A signal No. 8 — the third-highest — will trigger a stock market trading suspension if it stays at that level after 9 a.m. on Monday. The market will remain shut for the rest of the day if the alert is kept at those levels after noon.

The government, which is opening 48 temporary shelters should the storm signal rise to No. 3, has prepared buses for evacuation if needed. Firefighters are on standby for any emergency. Hong Kong advised citizens not to underestimate the typhoon even if its course remains uncertain, urging people to stay at home when the typhoon approaches.

At hotels around the financial center, guests were warned to stay away from windows and to remain indoors.

Air Travel, Racing

Cathay Pacific Airways Ltd. urged passengers traveling Sunday through Monday to or from Hong Kong to rebook their trips, offering to waive any charges. Hong Kong Express Airways Ltd. and Virgin Atlantic Airways Ltd. are offering similar arrangements.

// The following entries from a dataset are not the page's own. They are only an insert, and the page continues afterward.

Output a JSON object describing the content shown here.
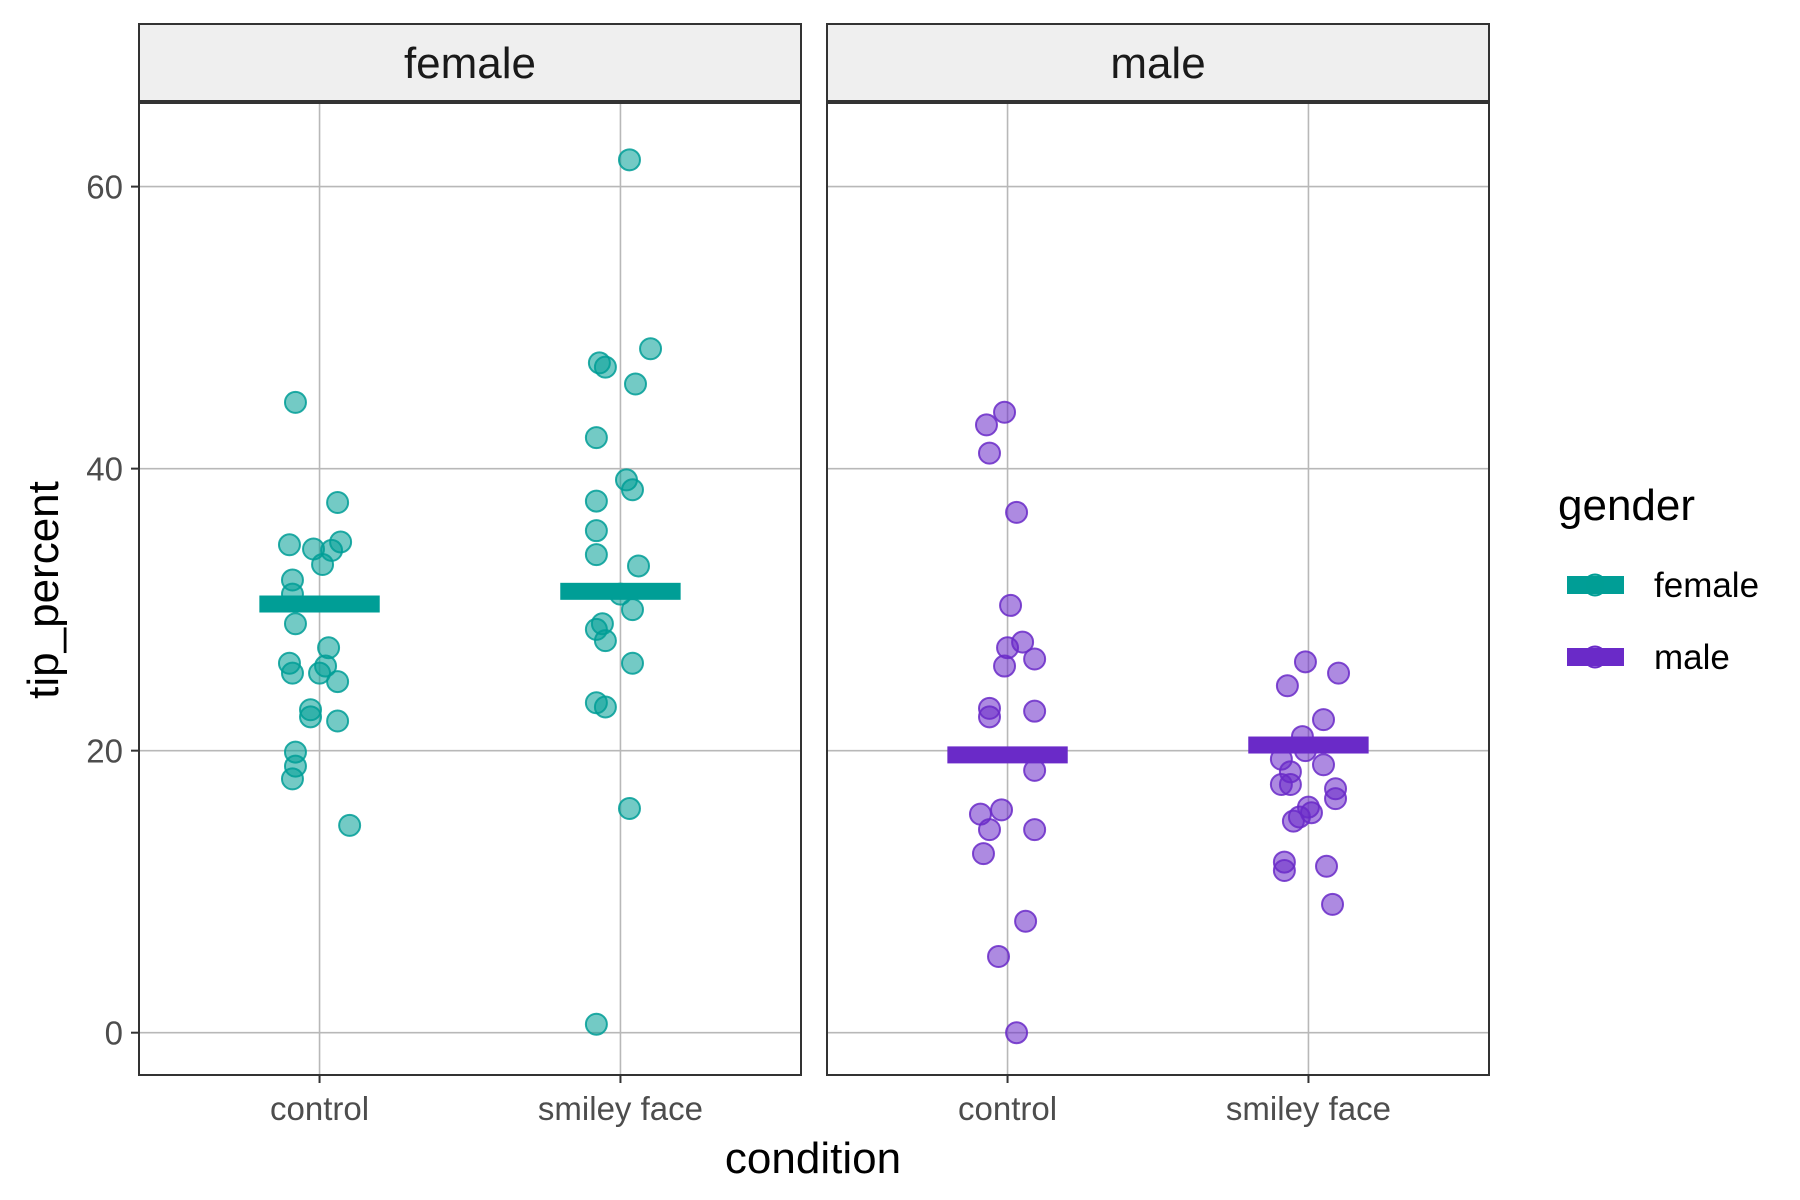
{
  "chart_data": {
    "type": "scatter",
    "subtype": "faceted jittered strip plot with group means",
    "facet_variable": "gender",
    "facets": [
      "female",
      "male"
    ],
    "categories": [
      "control",
      "smiley face"
    ],
    "xlabel": "condition",
    "ylabel": "tip_percent",
    "ylim": [
      -3,
      66
    ],
    "yticks": [
      0,
      20,
      40,
      60
    ],
    "grid": true,
    "legend": {
      "title": "gender",
      "position": "right",
      "entries": [
        {
          "label": "female",
          "color": "#009E96"
        },
        {
          "label": "male",
          "color": "#6A2AC8"
        }
      ]
    },
    "series": [
      {
        "name": "female",
        "color": "#009E96",
        "groups": [
          {
            "category": "control",
            "mean": 30.4,
            "points": [
              [
                -0.08,
                44.7
              ],
              [
                0.06,
                37.6
              ],
              [
                -0.1,
                34.6
              ],
              [
                0.07,
                34.8
              ],
              [
                -0.02,
                34.3
              ],
              [
                0.04,
                34.2
              ],
              [
                0.01,
                33.2
              ],
              [
                -0.09,
                32.1
              ],
              [
                -0.09,
                31.1
              ],
              [
                -0.08,
                29.0
              ],
              [
                0.03,
                27.3
              ],
              [
                -0.1,
                26.2
              ],
              [
                0.02,
                26.0
              ],
              [
                -0.09,
                25.5
              ],
              [
                0.0,
                25.5
              ],
              [
                0.06,
                24.9
              ],
              [
                -0.03,
                22.9
              ],
              [
                -0.03,
                22.4
              ],
              [
                0.06,
                22.1
              ],
              [
                -0.08,
                19.9
              ],
              [
                -0.08,
                18.9
              ],
              [
                -0.09,
                18.0
              ],
              [
                0.1,
                14.7
              ]
            ]
          },
          {
            "category": "smiley face",
            "mean": 31.3,
            "points": [
              [
                0.03,
                61.9
              ],
              [
                0.1,
                48.5
              ],
              [
                -0.07,
                47.5
              ],
              [
                -0.05,
                47.2
              ],
              [
                0.05,
                46.0
              ],
              [
                -0.08,
                42.2
              ],
              [
                0.02,
                39.2
              ],
              [
                0.04,
                38.5
              ],
              [
                -0.08,
                37.7
              ],
              [
                -0.08,
                35.6
              ],
              [
                -0.08,
                33.9
              ],
              [
                0.06,
                33.1
              ],
              [
                0.0,
                31.1
              ],
              [
                -0.06,
                29.0
              ],
              [
                -0.08,
                28.6
              ],
              [
                -0.05,
                27.8
              ],
              [
                0.04,
                30.0
              ],
              [
                0.04,
                26.2
              ],
              [
                -0.08,
                23.4
              ],
              [
                -0.05,
                23.1
              ],
              [
                0.03,
                15.9
              ],
              [
                -0.08,
                0.6
              ]
            ]
          }
        ]
      },
      {
        "name": "male",
        "color": "#6A2AC8",
        "groups": [
          {
            "category": "control",
            "mean": 19.7,
            "points": [
              [
                -0.07,
                43.1
              ],
              [
                -0.01,
                44.0
              ],
              [
                -0.06,
                41.1
              ],
              [
                0.03,
                36.9
              ],
              [
                0.01,
                30.3
              ],
              [
                0.05,
                27.7
              ],
              [
                0.0,
                27.3
              ],
              [
                -0.01,
                26.0
              ],
              [
                0.09,
                26.5
              ],
              [
                -0.06,
                23.0
              ],
              [
                -0.06,
                22.4
              ],
              [
                0.09,
                22.8
              ],
              [
                0.09,
                18.6
              ],
              [
                -0.09,
                15.5
              ],
              [
                -0.02,
                15.8
              ],
              [
                -0.06,
                14.4
              ],
              [
                0.09,
                14.4
              ],
              [
                -0.08,
                12.7
              ],
              [
                0.06,
                7.9
              ],
              [
                -0.03,
                5.4
              ],
              [
                0.03,
                0.0
              ]
            ]
          },
          {
            "category": "smiley face",
            "mean": 20.4,
            "points": [
              [
                -0.01,
                26.3
              ],
              [
                0.1,
                25.5
              ],
              [
                -0.07,
                24.6
              ],
              [
                0.05,
                22.2
              ],
              [
                -0.02,
                21.0
              ],
              [
                -0.01,
                20.0
              ],
              [
                -0.09,
                19.4
              ],
              [
                0.05,
                19.0
              ],
              [
                -0.06,
                18.5
              ],
              [
                -0.09,
                17.6
              ],
              [
                -0.06,
                17.6
              ],
              [
                0.09,
                17.3
              ],
              [
                0.09,
                16.6
              ],
              [
                0.0,
                16.0
              ],
              [
                0.01,
                15.6
              ],
              [
                -0.03,
                15.3
              ],
              [
                -0.05,
                15.0
              ],
              [
                -0.08,
                12.1
              ],
              [
                -0.08,
                11.5
              ],
              [
                0.06,
                11.8
              ],
              [
                0.08,
                9.1
              ]
            ]
          }
        ]
      }
    ]
  }
}
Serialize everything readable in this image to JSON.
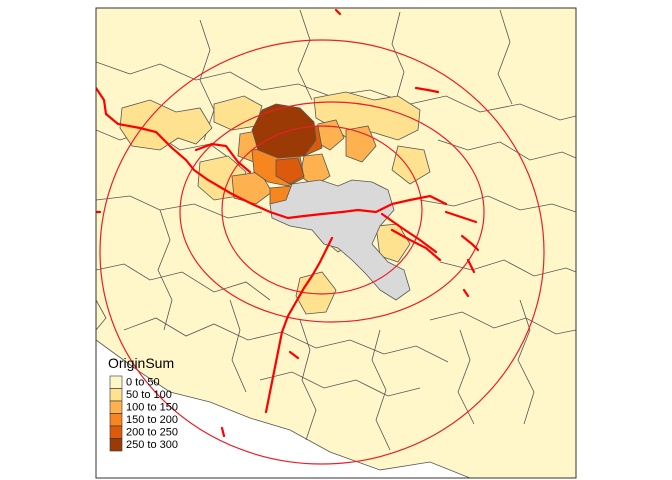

Philippine Airlines Inc. and Cebu Air Inc. canceled almost two dozen flights for Friday and Saturday.


China’s National Meteorological Center described Typhoon Mangkhut to possess “strong skills” like a Kungfu master in its Weibo account and advised the coastal area of Guangdong province, China’s manufacturing hub, to take precautions.

Guangdong has set up 3,777 shelters, while more than 100,000 residents and tourists have been moved to safety or sent home, according to the Associated Press. The province has recalled more than 36,000 fishing boats to port, suspended train services between the cities of Zhanjiang and Maoming and all ferry services between the Guangdong and Hainan, AP said. Fujian province, north of Guangdong, closed beaches and tourist sites, AP said.


In Taiwan, Premier Lai Ching-te urged residents in southern parts affected by floods in August to strengthen their defenses against the typhoon. While Mangkhut isn’t expected to make landfall in Taiwan, it’s forecast to bring heavy rains and strong winds this weekend, according to the Central Weather Bureau.

Power Plants

Energy assets in the typhoon’s projected path include CGN Power Co. Ltd.’s Daya Bay Nuclear Power Plant in Guangdong, the oil products and petrochemical ports of Huizhou and Zhuhai in southern China, several oil refineries in Taiwan, southern China and Hainan island, and the Nghi Son port and oil refinery south of Hanoi in Vietnam.

Energy projects and telecommunications facilities of Philippine conglomerate Ayala Corp. are likely to be affected by Mangkhut, Chairman and CEO Jaime Augusto Zobel told Bloomberg TV in an interview.